カミナに触れられた場所から怯えが伝わってくる。大人が怖いのかと思い、カミナは彼なりに優しい声音で諭してやった。
「まあ落ち着け。取って食いやしねぇ」
仔猫はつぶらな瞳でカミナを見上げ、すぐさま下を向く。尻尾は丸め込まれて、やはりどうも恐怖はぬぐえないようだった。

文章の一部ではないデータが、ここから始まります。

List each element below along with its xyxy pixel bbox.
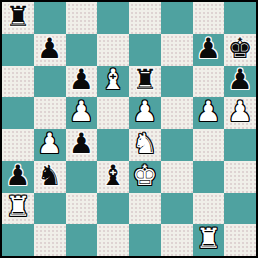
- square-d2[interactable]: [97, 193, 129, 225]
- square-g1[interactable]: ♜: [193, 224, 225, 256]
- white-pawn-b4: ♟: [37, 130, 62, 158]
- white-rook-g1: ♜: [196, 225, 221, 253]
- black-pawn-c6: ♟: [69, 66, 94, 94]
- square-g2[interactable]: [193, 193, 225, 225]
- square-c8[interactable]: [66, 2, 98, 34]
- black-pawn-g7: ♟: [196, 35, 221, 63]
- square-e5[interactable]: ♟: [129, 97, 161, 129]
- square-e8[interactable]: [129, 2, 161, 34]
- white-bishop-d6: ♝: [101, 66, 126, 94]
- square-f7[interactable]: [161, 34, 193, 66]
- square-g6[interactable]: [193, 66, 225, 98]
- square-h7[interactable]: ♚: [224, 34, 256, 66]
- square-h5[interactable]: ♟: [224, 97, 256, 129]
- black-rook-e6: ♜: [132, 66, 157, 94]
- square-f6[interactable]: [161, 66, 193, 98]
- square-b4[interactable]: ♟: [34, 129, 66, 161]
- square-b3[interactable]: ♞: [34, 161, 66, 193]
- square-h1[interactable]: [224, 224, 256, 256]
- square-c2[interactable]: [66, 193, 98, 225]
- square-d3[interactable]: ♝: [97, 161, 129, 193]
- square-b5[interactable]: [34, 97, 66, 129]
- square-c6[interactable]: ♟: [66, 66, 98, 98]
- square-g5[interactable]: ♟: [193, 97, 225, 129]
- square-f2[interactable]: [161, 193, 193, 225]
- square-a3[interactable]: ♟: [2, 161, 34, 193]
- square-d8[interactable]: [97, 2, 129, 34]
- square-a1[interactable]: [2, 224, 34, 256]
- square-a8[interactable]: ♜: [2, 2, 34, 34]
- square-d4[interactable]: [97, 129, 129, 161]
- white-pawn-e5: ♟: [132, 98, 157, 126]
- square-h4[interactable]: [224, 129, 256, 161]
- square-h8[interactable]: [224, 2, 256, 34]
- square-d5[interactable]: [97, 97, 129, 129]
- square-g7[interactable]: ♟: [193, 34, 225, 66]
- square-a5[interactable]: [2, 97, 34, 129]
- square-e6[interactable]: ♜: [129, 66, 161, 98]
- white-pawn-h5: ♟: [228, 98, 253, 126]
- black-pawn-h6: ♟: [228, 66, 253, 94]
- square-g8[interactable]: [193, 2, 225, 34]
- square-f4[interactable]: [161, 129, 193, 161]
- square-h2[interactable]: [224, 193, 256, 225]
- white-rook-a2: ♜: [5, 193, 30, 221]
- square-f5[interactable]: [161, 97, 193, 129]
- black-rook-a8: ♜: [5, 3, 30, 31]
- square-d6[interactable]: ♝: [97, 66, 129, 98]
- chess-board-frame: ♜♟♟♚♟♝♜♟♟♟♟♟♟♟♞♟♞♝♚♜♜: [0, 0, 258, 258]
- square-h6[interactable]: ♟: [224, 66, 256, 98]
- square-h3[interactable]: [224, 161, 256, 193]
- square-c1[interactable]: [66, 224, 98, 256]
- square-b1[interactable]: [34, 224, 66, 256]
- square-f1[interactable]: [161, 224, 193, 256]
- square-a6[interactable]: [2, 66, 34, 98]
- square-a2[interactable]: ♜: [2, 193, 34, 225]
- chess-board: ♜♟♟♚♟♝♜♟♟♟♟♟♟♟♞♟♞♝♚♜♜: [2, 2, 256, 256]
- square-b2[interactable]: [34, 193, 66, 225]
- square-e1[interactable]: [129, 224, 161, 256]
- square-g4[interactable]: [193, 129, 225, 161]
- square-e2[interactable]: [129, 193, 161, 225]
- square-c5[interactable]: ♟: [66, 97, 98, 129]
- black-bishop-d3: ♝: [101, 162, 126, 190]
- square-b6[interactable]: [34, 66, 66, 98]
- square-e3[interactable]: ♚: [129, 161, 161, 193]
- square-c7[interactable]: [66, 34, 98, 66]
- square-g3[interactable]: [193, 161, 225, 193]
- black-pawn-b7: ♟: [37, 35, 62, 63]
- square-d1[interactable]: [97, 224, 129, 256]
- black-pawn-a3: ♟: [5, 162, 30, 190]
- black-pawn-c4: ♟: [69, 130, 94, 158]
- square-d7[interactable]: [97, 34, 129, 66]
- white-knight-e4: ♞: [132, 130, 157, 158]
- square-b7[interactable]: ♟: [34, 34, 66, 66]
- square-b8[interactable]: [34, 2, 66, 34]
- square-c3[interactable]: [66, 161, 98, 193]
- square-a4[interactable]: [2, 129, 34, 161]
- square-f8[interactable]: [161, 2, 193, 34]
- black-knight-b3: ♞: [37, 162, 62, 190]
- black-king-h7: ♚: [228, 35, 253, 63]
- square-f3[interactable]: [161, 161, 193, 193]
- square-e7[interactable]: [129, 34, 161, 66]
- square-c4[interactable]: ♟: [66, 129, 98, 161]
- white-king-e3: ♚: [132, 162, 157, 190]
- white-pawn-c5: ♟: [69, 98, 94, 126]
- square-e4[interactable]: ♞: [129, 129, 161, 161]
- white-pawn-g5: ♟: [196, 98, 221, 126]
- square-a7[interactable]: [2, 34, 34, 66]
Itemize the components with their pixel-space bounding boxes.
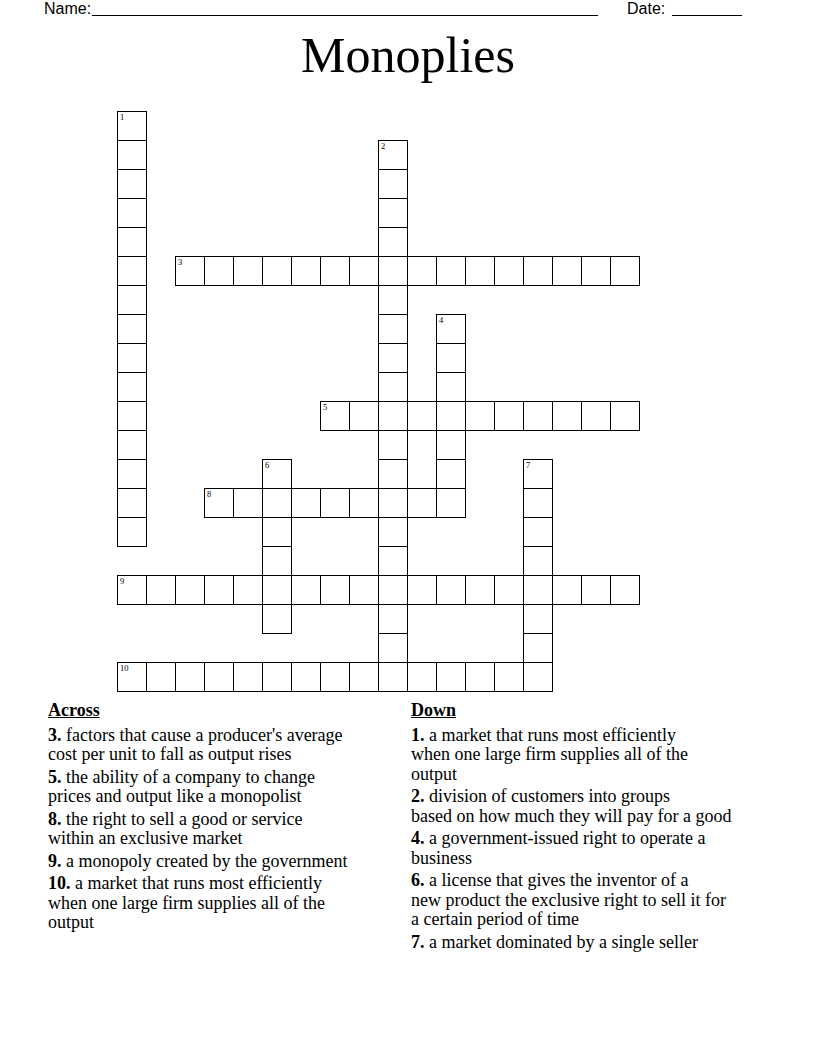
- grid-cell-r13-c8[interactable]: [349, 488, 379, 518]
- cell-number-8: 8: [207, 490, 211, 499]
- grid-cell-r5-c16[interactable]: [581, 256, 611, 286]
- across-clue-9: 9. a monopoly created by the government: [48, 852, 418, 872]
- clue-number: 2.: [411, 786, 425, 806]
- grid-cell-r16-c14[interactable]: [523, 575, 553, 605]
- grid-cell-r6-c9[interactable]: [378, 285, 408, 315]
- grid-cell-r10-c14[interactable]: [523, 401, 553, 431]
- grid-cell-r8-c0[interactable]: [117, 343, 147, 373]
- grid-cell-r13-c6[interactable]: [291, 488, 321, 518]
- grid-cell-r12-c0[interactable]: [117, 459, 147, 489]
- grid-cell-r12-c14[interactable]: 7: [523, 459, 553, 489]
- grid-cell-r16-c17[interactable]: [610, 575, 640, 605]
- clue-text: division of customers into groups based …: [411, 786, 731, 826]
- crossword-grid: 12345678910: [117, 111, 641, 693]
- grid-cell-r19-c4[interactable]: [233, 662, 263, 692]
- grid-cell-r6-c0[interactable]: [117, 285, 147, 315]
- clue-text: a government-issued right to operate a b…: [411, 828, 705, 868]
- grid-cell-r5-c11[interactable]: [436, 256, 466, 286]
- grid-cell-r0-c0[interactable]: 1: [117, 111, 147, 141]
- across-clue-10: 10. a market that runs most efficiently …: [48, 874, 418, 933]
- grid-cell-r16-c7[interactable]: [320, 575, 350, 605]
- clue-text: a license that gives the inventor of a n…: [411, 870, 726, 929]
- grid-cell-r13-c11[interactable]: [436, 488, 466, 518]
- grid-cell-r18-c9[interactable]: [378, 633, 408, 663]
- date-input-line[interactable]: [672, 1, 742, 16]
- cell-number-3: 3: [178, 258, 182, 267]
- grid-cell-r19-c7[interactable]: [320, 662, 350, 692]
- grid-cell-r11-c9[interactable]: [378, 430, 408, 460]
- clues-down-column: Down 1. a market that runs most efficien…: [411, 701, 805, 955]
- grid-cell-r3-c0[interactable]: [117, 198, 147, 228]
- grid-cell-r13-c10[interactable]: [407, 488, 437, 518]
- clue-number: 7.: [411, 932, 425, 952]
- down-heading: Down: [411, 701, 805, 721]
- grid-cell-r9-c0[interactable]: [117, 372, 147, 402]
- grid-cell-r15-c9[interactable]: [378, 546, 408, 576]
- grid-cell-r5-c0[interactable]: [117, 256, 147, 286]
- grid-cell-r5-c14[interactable]: [523, 256, 553, 286]
- grid-cell-r15-c14[interactable]: [523, 546, 553, 576]
- down-clue-7: 7. a market dominated by a single seller: [411, 933, 805, 953]
- grid-cell-r5-c7[interactable]: [320, 256, 350, 286]
- grid-cell-r19-c5[interactable]: [262, 662, 292, 692]
- grid-cell-r16-c10[interactable]: [407, 575, 437, 605]
- clue-number: 6.: [411, 870, 425, 890]
- clue-text: a market dominated by a single seller: [425, 932, 698, 952]
- grid-cell-r16-c9[interactable]: [378, 575, 408, 605]
- cell-number-6: 6: [265, 461, 269, 470]
- grid-cell-r10-c10[interactable]: [407, 401, 437, 431]
- grid-cell-r13-c7[interactable]: [320, 488, 350, 518]
- grid-cell-r2-c9[interactable]: [378, 169, 408, 199]
- grid-cell-r11-c11[interactable]: [436, 430, 466, 460]
- clue-text: a market that runs most efficiently when…: [411, 725, 688, 784]
- grid-cell-r19-c13[interactable]: [494, 662, 524, 692]
- across-clue-5: 5. the ability of a company to change pr…: [48, 768, 418, 807]
- cell-number-10: 10: [120, 664, 129, 673]
- grid-cell-r12-c11[interactable]: [436, 459, 466, 489]
- grid-cell-r7-c0[interactable]: [117, 314, 147, 344]
- grid-cell-r19-c12[interactable]: [465, 662, 495, 692]
- grid-cell-r18-c14[interactable]: [523, 633, 553, 663]
- down-clue-6: 6. a license that gives the inventor of …: [411, 871, 805, 930]
- grid-cell-r19-c11[interactable]: [436, 662, 466, 692]
- puzzle-title: Monoplies: [0, 30, 816, 80]
- grid-cell-r3-c9[interactable]: [378, 198, 408, 228]
- grid-cell-r19-c2[interactable]: [175, 662, 205, 692]
- cell-number-9: 9: [120, 577, 124, 586]
- grid-cell-r5-c13[interactable]: [494, 256, 524, 286]
- grid-cell-r19-c1[interactable]: [146, 662, 176, 692]
- grid-cell-r5-c12[interactable]: [465, 256, 495, 286]
- grid-cell-r19-c3[interactable]: [204, 662, 234, 692]
- grid-cell-r7-c11[interactable]: 4: [436, 314, 466, 344]
- grid-cell-r10-c11[interactable]: [436, 401, 466, 431]
- grid-cell-r10-c17[interactable]: [610, 401, 640, 431]
- grid-cell-r16-c4[interactable]: [233, 575, 263, 605]
- grid-cell-r16-c15[interactable]: [552, 575, 582, 605]
- clue-number: 8.: [48, 809, 62, 829]
- grid-cell-r16-c5[interactable]: [262, 575, 292, 605]
- grid-cell-r9-c11[interactable]: [436, 372, 466, 402]
- cell-number-4: 4: [439, 316, 443, 325]
- grid-cell-r17-c9[interactable]: [378, 604, 408, 634]
- grid-cell-r13-c9[interactable]: [378, 488, 408, 518]
- clue-number: 10.: [48, 873, 71, 893]
- grid-cell-r5-c5[interactable]: [262, 256, 292, 286]
- grid-cell-r16-c16[interactable]: [581, 575, 611, 605]
- clue-text: a monopoly created by the government: [62, 851, 348, 871]
- grid-cell-r13-c0[interactable]: [117, 488, 147, 518]
- worksheet-page: Name: Date: Monoplies 12345678910 Across…: [0, 0, 816, 1056]
- grid-cell-r13-c4[interactable]: [233, 488, 263, 518]
- grid-cell-r16-c6[interactable]: [291, 575, 321, 605]
- grid-cell-r19-c6[interactable]: [291, 662, 321, 692]
- grid-cell-r10-c15[interactable]: [552, 401, 582, 431]
- clue-text: the right to sell a good or service with…: [48, 809, 302, 849]
- grid-cell-r13-c5[interactable]: [262, 488, 292, 518]
- grid-cell-r10-c8[interactable]: [349, 401, 379, 431]
- grid-cell-r5-c3[interactable]: [204, 256, 234, 286]
- grid-cell-r10-c7[interactable]: 5: [320, 401, 350, 431]
- cell-number-1: 1: [120, 113, 124, 122]
- across-clue-8: 8. the right to sell a good or service w…: [48, 810, 418, 849]
- grid-cell-r5-c10[interactable]: [407, 256, 437, 286]
- grid-cell-r10-c12[interactable]: [465, 401, 495, 431]
- down-clue-list: 1. a market that runs most efficiently w…: [411, 726, 805, 953]
- clue-number: 5.: [48, 767, 62, 787]
- grid-cell-r13-c14[interactable]: [523, 488, 553, 518]
- clue-number: 1.: [411, 725, 425, 745]
- clue-text: a market that runs most efficiently when…: [48, 873, 325, 932]
- grid-cell-r5-c4[interactable]: [233, 256, 263, 286]
- grid-cell-r19-c9[interactable]: [378, 662, 408, 692]
- down-clue-4: 4. a government-issued right to operate …: [411, 829, 805, 868]
- grid-cell-r5-c17[interactable]: [610, 256, 640, 286]
- grid-cell-r10-c16[interactable]: [581, 401, 611, 431]
- clue-number: 9.: [48, 851, 62, 871]
- grid-cell-r17-c5[interactable]: [262, 604, 292, 634]
- grid-cell-r5-c9[interactable]: [378, 256, 408, 286]
- grid-cell-r19-c8[interactable]: [349, 662, 379, 692]
- grid-cell-r14-c0[interactable]: [117, 517, 147, 547]
- grid-cell-r14-c5[interactable]: [262, 517, 292, 547]
- grid-cell-r19-c14[interactable]: [523, 662, 553, 692]
- grid-cell-r17-c14[interactable]: [523, 604, 553, 634]
- grid-cell-r10-c9[interactable]: [378, 401, 408, 431]
- cell-number-5: 5: [323, 403, 327, 412]
- clue-text: the ability of a company to change price…: [48, 767, 315, 807]
- name-label: Name:: [44, 0, 91, 18]
- grid-cell-r5-c6[interactable]: [291, 256, 321, 286]
- grid-cell-r16-c11[interactable]: [436, 575, 466, 605]
- grid-cell-r1-c9[interactable]: 2: [378, 140, 408, 170]
- grid-cell-r2-c0[interactable]: [117, 169, 147, 199]
- cell-number-2: 2: [381, 142, 385, 151]
- grid-cell-r7-c9[interactable]: [378, 314, 408, 344]
- grid-cell-r16-c12[interactable]: [465, 575, 495, 605]
- clue-number: 3.: [48, 725, 62, 745]
- grid-cell-r19-c0[interactable]: 10: [117, 662, 147, 692]
- across-clue-list: 3. factors that cause a producer's avera…: [48, 726, 418, 933]
- grid-cell-r8-c9[interactable]: [378, 343, 408, 373]
- clue-text: factors that cause a producer's average …: [48, 725, 343, 765]
- across-heading: Across: [48, 701, 418, 721]
- grid-cell-r1-c0[interactable]: [117, 140, 147, 170]
- grid-cell-r16-c1[interactable]: [146, 575, 176, 605]
- grid-cell-r4-c9[interactable]: [378, 227, 408, 257]
- grid-cell-r9-c9[interactable]: [378, 372, 408, 402]
- across-clue-3: 3. factors that cause a producer's avera…: [48, 726, 418, 765]
- grid-cell-r8-c11[interactable]: [436, 343, 466, 373]
- grid-cell-r14-c9[interactable]: [378, 517, 408, 547]
- date-label: Date:: [627, 0, 665, 18]
- grid-cell-r10-c13[interactable]: [494, 401, 524, 431]
- grid-cell-r11-c0[interactable]: [117, 430, 147, 460]
- grid-cell-r5-c8[interactable]: [349, 256, 379, 286]
- grid-cell-r15-c5[interactable]: [262, 546, 292, 576]
- grid-cell-r16-c8[interactable]: [349, 575, 379, 605]
- grid-cell-r19-c10[interactable]: [407, 662, 437, 692]
- clues-across-column: Across 3. factors that cause a producer'…: [48, 701, 418, 936]
- grid-cell-r16-c3[interactable]: [204, 575, 234, 605]
- cell-number-7: 7: [526, 461, 530, 470]
- down-clue-2: 2. division of customers into groups bas…: [411, 787, 805, 826]
- grid-cell-r12-c5[interactable]: 6: [262, 459, 292, 489]
- grid-cell-r16-c2[interactable]: [175, 575, 205, 605]
- grid-cell-r5-c2[interactable]: 3: [175, 256, 205, 286]
- clue-number: 4.: [411, 828, 425, 848]
- name-input-line[interactable]: [92, 1, 598, 16]
- grid-cell-r4-c0[interactable]: [117, 227, 147, 257]
- grid-cell-r16-c13[interactable]: [494, 575, 524, 605]
- grid-cell-r16-c0[interactable]: 9: [117, 575, 147, 605]
- grid-cell-r10-c0[interactable]: [117, 401, 147, 431]
- grid-cell-r13-c3[interactable]: 8: [204, 488, 234, 518]
- down-clue-1: 1. a market that runs most efficiently w…: [411, 726, 805, 785]
- grid-cell-r5-c15[interactable]: [552, 256, 582, 286]
- grid-cell-r12-c9[interactable]: [378, 459, 408, 489]
- grid-cell-r14-c14[interactable]: [523, 517, 553, 547]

さても、このような小さな猫が一匹でいるのはおかしいと、そこでやっとカミナは思い至る。本来なら母猫が厳重に守っている年頃だ。
「お前、お袋はどうした」
ざっくばらんにカミナは尋ねる。遠回りが苦手な性格だった。お陰で仔猫は全身の毛を逆立てて硬直する羽目になる。仕方なし、落ち着かせようとカミナは仔猫の毛並みを舐める。毛羽立った全身をどうにか寝かせた頃にようやっと仔猫がか細い声を出した。
「クルマ」
その一言だけでもう耐えられなくなった仔猫は、今度は自分からカミナにくっついてくる。ヒトの乗り物が時に同族を殺すことを知っているカミナは、それだけでだいたいのところを察した。母猫は、運が悪かったのだ。
「安心しろ」
言いながら額を舐めてやる。仔猫は身を固くした。そうそう母猫のようにはいかないらしい。けれどもカミナはこの家を守る雄猫として、仔猫を守ってやらねばならぬと決意していた。
「俺がお前の兄貴になってやる。なあ」
……名前を呼ぼうとして、未だ訊いてもいないことにカミナは思い至る。目をしぱしぱさせた仔猫は、疲労の末に眠りに落ちながらちんまりと名乗った。
新たな同居猫の名を、シモンと言う。